We recommend that participants return all induced senses per instance with associated weights, as these will be used for the second variety of evaluation (see below).

Participation
These are the steps to be followed by participants (see also important dates below):
  1. register in the Semeval website
  2. download the data from the Semeval website 
  3. participants have 2 weeks to induce the "senses", tag the whole data with those "senses" and upload it on the Semeval website
Evaluation
Organizers will return the evaluation in two varieties:

a. clustering-style evaluation. We interpret the gold standard (GS) as a clustering solution: all examples tagged with a given sense in the GS form a class. The examples returned by participants that share the "sense" tag with maximum weight are the clusters. We compare participants clusters on the test data with the classes in the gold-standard, and compute F-score as usual (Agirre et al. 2006). In case of ties (or multiple sense tags in the GS), a new sense will be formed.

b. mapping to the GS sense inventory: organizers use training/test split of the data (as defned in task 17) to map the participants "senses" into the official sense inventory. Using this mapping, the organizers convert the participants results into the official sense inventory, and compute the usual precision and recall measures. See (Agirre et al. 2006) for more details.

The first evaluation variety give better scores to the induced senses most similar to the GS senses (e.g. similar number of senses). The second evaluation variety allows for comparison with other kinds of systems. It does not necessarily favor systems inducing senses similar to the GS. We have used such framework to evaluate graph-based sense-induction techniques in (Agirre et al. 2006). 

We strongly suggest participants to discuss and propose alternative evaluation strategies, with the conditions that they make use of the available lexical-sample data.

Download area
This section will contain evaluation software, useful scripts, complementary materials, baseline systems, etc. but not the datasets
proper.
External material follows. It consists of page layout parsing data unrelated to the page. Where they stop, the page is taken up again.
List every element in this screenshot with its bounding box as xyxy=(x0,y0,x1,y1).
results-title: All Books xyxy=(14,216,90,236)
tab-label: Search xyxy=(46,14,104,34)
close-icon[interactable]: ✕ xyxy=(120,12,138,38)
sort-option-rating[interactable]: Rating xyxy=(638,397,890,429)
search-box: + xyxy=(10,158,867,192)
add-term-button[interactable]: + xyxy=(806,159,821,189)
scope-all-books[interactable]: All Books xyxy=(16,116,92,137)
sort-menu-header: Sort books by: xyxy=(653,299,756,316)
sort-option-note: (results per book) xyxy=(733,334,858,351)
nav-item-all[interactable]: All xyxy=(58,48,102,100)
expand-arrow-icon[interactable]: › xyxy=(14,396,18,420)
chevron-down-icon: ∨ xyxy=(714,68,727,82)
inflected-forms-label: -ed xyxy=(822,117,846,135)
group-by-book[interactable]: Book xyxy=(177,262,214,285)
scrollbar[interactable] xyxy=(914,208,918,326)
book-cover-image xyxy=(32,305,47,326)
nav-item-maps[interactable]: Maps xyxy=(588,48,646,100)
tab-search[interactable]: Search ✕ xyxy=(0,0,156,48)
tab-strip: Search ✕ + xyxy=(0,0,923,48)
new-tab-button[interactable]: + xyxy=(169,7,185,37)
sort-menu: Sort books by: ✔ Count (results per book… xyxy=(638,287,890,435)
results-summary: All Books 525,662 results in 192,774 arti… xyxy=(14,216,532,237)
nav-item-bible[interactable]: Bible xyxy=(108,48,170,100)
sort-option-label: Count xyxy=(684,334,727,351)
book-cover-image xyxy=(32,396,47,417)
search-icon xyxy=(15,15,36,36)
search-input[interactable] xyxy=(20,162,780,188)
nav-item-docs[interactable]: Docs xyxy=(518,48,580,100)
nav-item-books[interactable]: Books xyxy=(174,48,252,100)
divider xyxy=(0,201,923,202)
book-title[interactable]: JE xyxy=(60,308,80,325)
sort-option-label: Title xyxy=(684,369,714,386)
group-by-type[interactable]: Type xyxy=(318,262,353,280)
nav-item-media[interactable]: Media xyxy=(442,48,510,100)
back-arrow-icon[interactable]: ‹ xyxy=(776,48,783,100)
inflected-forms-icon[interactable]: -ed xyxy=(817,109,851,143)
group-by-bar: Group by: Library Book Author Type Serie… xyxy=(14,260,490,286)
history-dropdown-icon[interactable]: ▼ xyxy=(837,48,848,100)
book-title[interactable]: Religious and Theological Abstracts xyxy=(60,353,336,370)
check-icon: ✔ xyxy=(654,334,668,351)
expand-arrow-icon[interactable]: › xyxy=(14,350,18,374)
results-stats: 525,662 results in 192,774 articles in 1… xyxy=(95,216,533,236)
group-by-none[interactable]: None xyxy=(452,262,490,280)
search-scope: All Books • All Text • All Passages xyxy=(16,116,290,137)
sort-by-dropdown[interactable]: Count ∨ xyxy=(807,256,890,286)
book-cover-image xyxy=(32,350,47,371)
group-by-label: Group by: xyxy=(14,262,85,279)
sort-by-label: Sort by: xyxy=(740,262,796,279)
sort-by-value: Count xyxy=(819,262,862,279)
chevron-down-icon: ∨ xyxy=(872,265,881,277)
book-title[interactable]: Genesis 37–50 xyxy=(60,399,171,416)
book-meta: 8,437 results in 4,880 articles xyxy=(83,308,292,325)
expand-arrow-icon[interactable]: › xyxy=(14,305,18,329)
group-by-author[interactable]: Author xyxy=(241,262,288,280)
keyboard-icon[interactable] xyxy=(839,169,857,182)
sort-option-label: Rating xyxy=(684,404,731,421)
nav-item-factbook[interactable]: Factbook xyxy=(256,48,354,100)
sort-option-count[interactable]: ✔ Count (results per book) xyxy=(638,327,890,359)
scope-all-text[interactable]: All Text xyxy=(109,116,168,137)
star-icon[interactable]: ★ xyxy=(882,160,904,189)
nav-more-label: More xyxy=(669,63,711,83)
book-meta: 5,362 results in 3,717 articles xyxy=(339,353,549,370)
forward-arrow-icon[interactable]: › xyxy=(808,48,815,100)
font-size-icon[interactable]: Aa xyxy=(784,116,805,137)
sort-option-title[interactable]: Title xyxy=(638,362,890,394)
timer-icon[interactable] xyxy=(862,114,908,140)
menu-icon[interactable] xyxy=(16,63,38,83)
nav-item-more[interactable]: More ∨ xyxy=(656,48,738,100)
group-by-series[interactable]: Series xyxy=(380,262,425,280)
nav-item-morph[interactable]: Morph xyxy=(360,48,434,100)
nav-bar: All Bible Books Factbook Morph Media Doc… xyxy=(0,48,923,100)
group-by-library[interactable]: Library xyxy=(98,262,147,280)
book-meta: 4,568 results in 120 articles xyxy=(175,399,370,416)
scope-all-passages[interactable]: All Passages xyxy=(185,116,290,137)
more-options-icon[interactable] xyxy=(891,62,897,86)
The datasets are available at the main site for download.

Deadlines
The timing for this task can be summarized in the following steps:

  1. participants register on the 26th of Feb.
  2. deadline for submission is the 1st of Apr.
  3. participants can choose when to download and submit in this timeframe (26th of Feb. to 1st of Apr.), but will only have 2 weeks for submitting the results starting from the download date.

Discussion
Some skepticism has been raised about using Gold Standard senses as a means of evaluation of induced senses. The quality of the Gold Standard is certainly an issue, as it is the fact that the systems might be inducing senses from the text which might not be fully reflected in the Gold Standard inventory of senses.

Another issue is the granularity of the clusters, and the fact that the participants might know in advance which is the target number of senses per word. Participants using this information should clearly indicate this fact when registering.

We acknowledge that some objections can be raised, specially to the evaluation using an automatic mapping to the gold standard senses, but we think that there is no better alternative to perform large scale comparative evaluations with regard to other types of WSD systems.

We suggest participants to discuss and propose alternative evaluation strategies, with the conditions that they make use of the available lexical-sample data.

Acknowledgements
We thank Ted Pedersen and Phil Edmonds for comments on this task proposal.

References
Pedersen, T. Unsupervised Corpus-Based Methods for WSD. In Agirre, E. and Edmonds, P. (Eds.) "Word Sense Disambiguation: Algorithms and applications". Springer, 2006.

Agirre E., Lopez de Lacalle Lekuona O., Martinez D., Soroa A. 2006. Two graph-based algorithms for state-of-the-art WSD. Procceedings of EMNLP 2006.